The mishap snapped Reed Sorenson’s 55-race streak without a DNF (did not finish), the longest current streak among Sprint Cup drivers.  Sadler’s last DNF occurred in June 2008.
 
Kahne remains 11th in the Chase standings.
 
“I was following the 44, so I can’t see anything,” said Kahne of the late-race crash.  “He (Allmendinger) turned left to miss the wreck and I hit the wreck. We had a top six or seven car. We got in the mess with Busch earlier.  From there, we got in this wreck.  It was disappointing to go out of the race like that when we had a good car.”
 
Sam Hornish Jr. made a late-race rally to finish 12th in the Mobil 1 Dodge.  He started 22nd.  The race was down to the final 20 laps before Hornish broke into the top 20.
 
“It was a long day for us, for sure,” said Hornish.  “The Mobil 1 Dodge wasn’t what we needed to be early in the race or wasn’t what we really needed in the middle. We kept running all day and got it to the end.  We stayed out of the wrecks and did what we needed to do.

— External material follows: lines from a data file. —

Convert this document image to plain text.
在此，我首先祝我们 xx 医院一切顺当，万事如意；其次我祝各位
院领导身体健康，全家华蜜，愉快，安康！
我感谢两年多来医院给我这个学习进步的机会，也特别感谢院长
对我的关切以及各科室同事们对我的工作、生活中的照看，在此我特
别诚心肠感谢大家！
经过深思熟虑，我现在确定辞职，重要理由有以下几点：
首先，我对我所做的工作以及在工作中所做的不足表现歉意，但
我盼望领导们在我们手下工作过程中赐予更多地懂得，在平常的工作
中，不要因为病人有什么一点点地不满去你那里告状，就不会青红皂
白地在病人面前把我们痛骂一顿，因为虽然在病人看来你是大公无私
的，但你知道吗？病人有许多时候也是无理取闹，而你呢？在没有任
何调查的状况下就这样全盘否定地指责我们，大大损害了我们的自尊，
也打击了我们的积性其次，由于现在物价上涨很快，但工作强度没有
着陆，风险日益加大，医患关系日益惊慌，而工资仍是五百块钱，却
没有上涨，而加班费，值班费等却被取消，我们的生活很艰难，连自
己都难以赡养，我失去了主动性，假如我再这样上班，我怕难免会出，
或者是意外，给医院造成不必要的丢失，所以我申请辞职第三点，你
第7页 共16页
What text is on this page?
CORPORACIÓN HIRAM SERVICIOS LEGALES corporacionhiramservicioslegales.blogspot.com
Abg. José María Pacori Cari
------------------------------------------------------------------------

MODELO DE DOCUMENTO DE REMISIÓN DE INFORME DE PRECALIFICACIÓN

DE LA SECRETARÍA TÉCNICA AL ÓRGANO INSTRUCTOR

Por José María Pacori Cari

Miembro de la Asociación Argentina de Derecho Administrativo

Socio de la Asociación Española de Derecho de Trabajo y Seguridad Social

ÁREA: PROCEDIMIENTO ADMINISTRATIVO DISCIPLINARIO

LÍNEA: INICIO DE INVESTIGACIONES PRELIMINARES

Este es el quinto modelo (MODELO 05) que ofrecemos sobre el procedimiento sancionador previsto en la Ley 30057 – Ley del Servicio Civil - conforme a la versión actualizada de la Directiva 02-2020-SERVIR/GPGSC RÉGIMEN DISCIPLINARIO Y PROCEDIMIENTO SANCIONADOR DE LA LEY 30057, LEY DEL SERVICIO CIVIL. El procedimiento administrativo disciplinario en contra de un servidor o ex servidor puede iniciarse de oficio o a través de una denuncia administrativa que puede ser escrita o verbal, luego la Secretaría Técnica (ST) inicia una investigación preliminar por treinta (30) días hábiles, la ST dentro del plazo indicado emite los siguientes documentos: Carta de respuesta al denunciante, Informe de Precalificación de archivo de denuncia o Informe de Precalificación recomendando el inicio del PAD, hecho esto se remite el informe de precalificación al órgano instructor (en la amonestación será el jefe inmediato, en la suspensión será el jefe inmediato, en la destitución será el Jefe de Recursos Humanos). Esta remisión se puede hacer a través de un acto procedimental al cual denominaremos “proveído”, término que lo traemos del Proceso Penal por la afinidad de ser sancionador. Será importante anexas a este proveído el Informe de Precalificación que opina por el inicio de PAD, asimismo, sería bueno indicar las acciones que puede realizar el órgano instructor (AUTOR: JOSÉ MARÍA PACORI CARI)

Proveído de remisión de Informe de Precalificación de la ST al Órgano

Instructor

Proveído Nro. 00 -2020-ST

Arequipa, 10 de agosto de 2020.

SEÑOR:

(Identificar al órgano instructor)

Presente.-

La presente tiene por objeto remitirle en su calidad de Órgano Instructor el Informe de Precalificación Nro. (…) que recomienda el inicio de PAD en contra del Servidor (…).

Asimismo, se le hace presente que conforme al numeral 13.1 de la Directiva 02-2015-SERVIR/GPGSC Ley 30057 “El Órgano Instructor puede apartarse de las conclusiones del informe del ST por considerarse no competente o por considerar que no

That’s what we’ve been saying all along.  When we don’t have a good day, we need to soldier on, make it to the end and at least get a top 20 out of it instead of a 35th.  Everybody did exactly what they needed to do today.  I’m real proud of the guys.”
 
David Stremme rallied back in the closing laps to finish 16th in the No. 12 Penske Racing Dodge.